The relationships, or marriages, that people find themselves locked into for years and sometimes decades, can be really depressing. Although I can't predict the course of my own relationship, I'd like to believe that I've taken the right steps in avoiding a sexless future with a woman in whom I have only a fading interest.
This is a part of our culture that needs some attention. Because we mostly get two images crammed through our eye-sockets from cradle to grave: two people fall in-love, get married, and then the implied happily ever after; the second is a glimpse at a miserably apathetic couple in a dull routine of a marriage.

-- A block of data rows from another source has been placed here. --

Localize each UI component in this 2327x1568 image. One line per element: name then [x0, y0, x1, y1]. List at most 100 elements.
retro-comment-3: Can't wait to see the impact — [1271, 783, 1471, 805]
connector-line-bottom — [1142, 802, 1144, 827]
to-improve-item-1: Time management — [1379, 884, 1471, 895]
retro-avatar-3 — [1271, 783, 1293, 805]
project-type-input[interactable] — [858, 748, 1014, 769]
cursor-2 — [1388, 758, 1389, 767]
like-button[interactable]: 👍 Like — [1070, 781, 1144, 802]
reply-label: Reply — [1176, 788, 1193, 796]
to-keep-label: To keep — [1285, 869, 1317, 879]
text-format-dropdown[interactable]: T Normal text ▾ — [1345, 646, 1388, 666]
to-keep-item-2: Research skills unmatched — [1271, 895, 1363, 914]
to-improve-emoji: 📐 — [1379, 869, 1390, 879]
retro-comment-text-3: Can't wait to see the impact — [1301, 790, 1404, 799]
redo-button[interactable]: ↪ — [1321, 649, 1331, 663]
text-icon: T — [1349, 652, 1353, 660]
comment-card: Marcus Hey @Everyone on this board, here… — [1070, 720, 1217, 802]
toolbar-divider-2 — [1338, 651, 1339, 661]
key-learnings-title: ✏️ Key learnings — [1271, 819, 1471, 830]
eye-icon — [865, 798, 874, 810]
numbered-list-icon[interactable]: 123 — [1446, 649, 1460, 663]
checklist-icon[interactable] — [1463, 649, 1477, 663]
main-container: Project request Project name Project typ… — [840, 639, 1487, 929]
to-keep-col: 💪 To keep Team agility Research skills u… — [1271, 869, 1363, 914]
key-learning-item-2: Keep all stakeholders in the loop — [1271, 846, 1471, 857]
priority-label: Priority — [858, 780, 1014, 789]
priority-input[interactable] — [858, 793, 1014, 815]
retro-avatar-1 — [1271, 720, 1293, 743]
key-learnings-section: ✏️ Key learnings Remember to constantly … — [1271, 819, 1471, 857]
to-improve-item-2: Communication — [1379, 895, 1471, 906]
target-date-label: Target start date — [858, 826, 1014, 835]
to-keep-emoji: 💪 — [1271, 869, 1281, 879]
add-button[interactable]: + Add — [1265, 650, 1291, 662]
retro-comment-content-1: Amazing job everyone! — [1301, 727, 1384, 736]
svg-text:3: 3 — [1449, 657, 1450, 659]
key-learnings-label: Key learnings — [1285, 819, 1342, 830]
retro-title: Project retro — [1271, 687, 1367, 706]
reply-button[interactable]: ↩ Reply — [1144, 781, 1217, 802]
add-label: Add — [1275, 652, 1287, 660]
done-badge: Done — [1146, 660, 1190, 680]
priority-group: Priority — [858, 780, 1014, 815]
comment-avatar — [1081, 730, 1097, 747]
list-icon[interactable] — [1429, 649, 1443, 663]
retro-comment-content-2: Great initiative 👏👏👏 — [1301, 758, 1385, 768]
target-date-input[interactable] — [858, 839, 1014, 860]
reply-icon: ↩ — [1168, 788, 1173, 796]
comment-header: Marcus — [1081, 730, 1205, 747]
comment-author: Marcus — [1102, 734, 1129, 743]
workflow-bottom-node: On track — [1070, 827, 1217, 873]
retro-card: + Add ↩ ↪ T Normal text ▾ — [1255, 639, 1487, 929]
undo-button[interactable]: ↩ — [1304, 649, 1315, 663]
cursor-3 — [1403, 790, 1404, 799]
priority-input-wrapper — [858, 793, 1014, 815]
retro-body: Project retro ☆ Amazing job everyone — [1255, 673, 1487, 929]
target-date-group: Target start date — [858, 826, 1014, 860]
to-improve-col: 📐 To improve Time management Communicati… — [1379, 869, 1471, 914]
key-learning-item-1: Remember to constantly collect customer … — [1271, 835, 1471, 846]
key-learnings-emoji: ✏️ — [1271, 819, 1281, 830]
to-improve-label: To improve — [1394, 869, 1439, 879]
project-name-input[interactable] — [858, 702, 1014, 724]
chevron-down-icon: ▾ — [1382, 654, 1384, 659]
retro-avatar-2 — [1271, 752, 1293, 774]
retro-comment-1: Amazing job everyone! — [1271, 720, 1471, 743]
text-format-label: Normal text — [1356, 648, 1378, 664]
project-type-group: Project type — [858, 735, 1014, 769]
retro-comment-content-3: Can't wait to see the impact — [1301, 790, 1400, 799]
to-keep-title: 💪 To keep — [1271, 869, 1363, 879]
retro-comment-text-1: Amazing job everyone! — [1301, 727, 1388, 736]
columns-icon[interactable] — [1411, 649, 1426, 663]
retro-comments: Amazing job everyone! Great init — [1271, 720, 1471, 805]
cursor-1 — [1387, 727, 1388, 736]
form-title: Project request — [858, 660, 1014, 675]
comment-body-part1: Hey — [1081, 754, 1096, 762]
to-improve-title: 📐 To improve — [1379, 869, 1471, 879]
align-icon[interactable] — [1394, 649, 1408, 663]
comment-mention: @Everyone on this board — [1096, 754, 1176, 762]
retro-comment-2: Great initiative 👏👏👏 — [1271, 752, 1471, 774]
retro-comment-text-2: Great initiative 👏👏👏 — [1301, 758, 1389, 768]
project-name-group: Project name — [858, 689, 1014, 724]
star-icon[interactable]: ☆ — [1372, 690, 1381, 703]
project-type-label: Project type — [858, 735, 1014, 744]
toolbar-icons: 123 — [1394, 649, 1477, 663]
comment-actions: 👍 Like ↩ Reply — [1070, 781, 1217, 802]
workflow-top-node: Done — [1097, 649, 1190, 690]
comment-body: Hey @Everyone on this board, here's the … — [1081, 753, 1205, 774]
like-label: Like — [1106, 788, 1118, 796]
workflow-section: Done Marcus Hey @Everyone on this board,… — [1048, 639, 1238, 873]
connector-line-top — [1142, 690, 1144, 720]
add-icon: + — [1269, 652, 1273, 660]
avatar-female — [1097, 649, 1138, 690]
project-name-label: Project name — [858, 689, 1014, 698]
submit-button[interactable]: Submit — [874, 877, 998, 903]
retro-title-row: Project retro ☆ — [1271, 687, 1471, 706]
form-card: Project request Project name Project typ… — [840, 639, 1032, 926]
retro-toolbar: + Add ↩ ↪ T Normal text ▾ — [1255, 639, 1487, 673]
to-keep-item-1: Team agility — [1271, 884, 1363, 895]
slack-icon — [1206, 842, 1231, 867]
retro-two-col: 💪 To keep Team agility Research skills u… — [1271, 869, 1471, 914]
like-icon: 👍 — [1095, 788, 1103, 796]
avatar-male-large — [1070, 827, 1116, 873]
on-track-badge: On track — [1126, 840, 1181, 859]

Both scenarios are equally ludicrous and, worse still, damaging because they promote a passive attitude towards marriage. They give the impression that the only thing you need to do is find a partner and the rest will play itself out. Because marriage is such a natural thing it couldn't possibly require any more effort than talking away the occasional problems. Oh, and misery? That's just a natural part of that union.
The truth is that marriage along with monogamous relationships in general require plenty of effort, flexibility, and a degree of balanced compromise on the part of both partners to an extent that our culture has failed to acknowledge. And without those things, they do not work. And people should not tolerate these kinds of relationships.
We all know that misery is part of life. But if your relationship is causing you to be miserable, changes need to happen. Monogamy is not going to work for everyone, all the time; Missionary-position sex is not going to work for everyone, all the time; Living under the same roof as husband and wife is not always the ideal situation for all married couples. And by adhering to the established relationship conventions, we may be setting ourselves up for problems down the line.
More thought and discussion needs to be put into the arrangements of a partnership. And in order for that to happen, we need the permission from our culture to make these adjustments and still feel like we're living a normal life.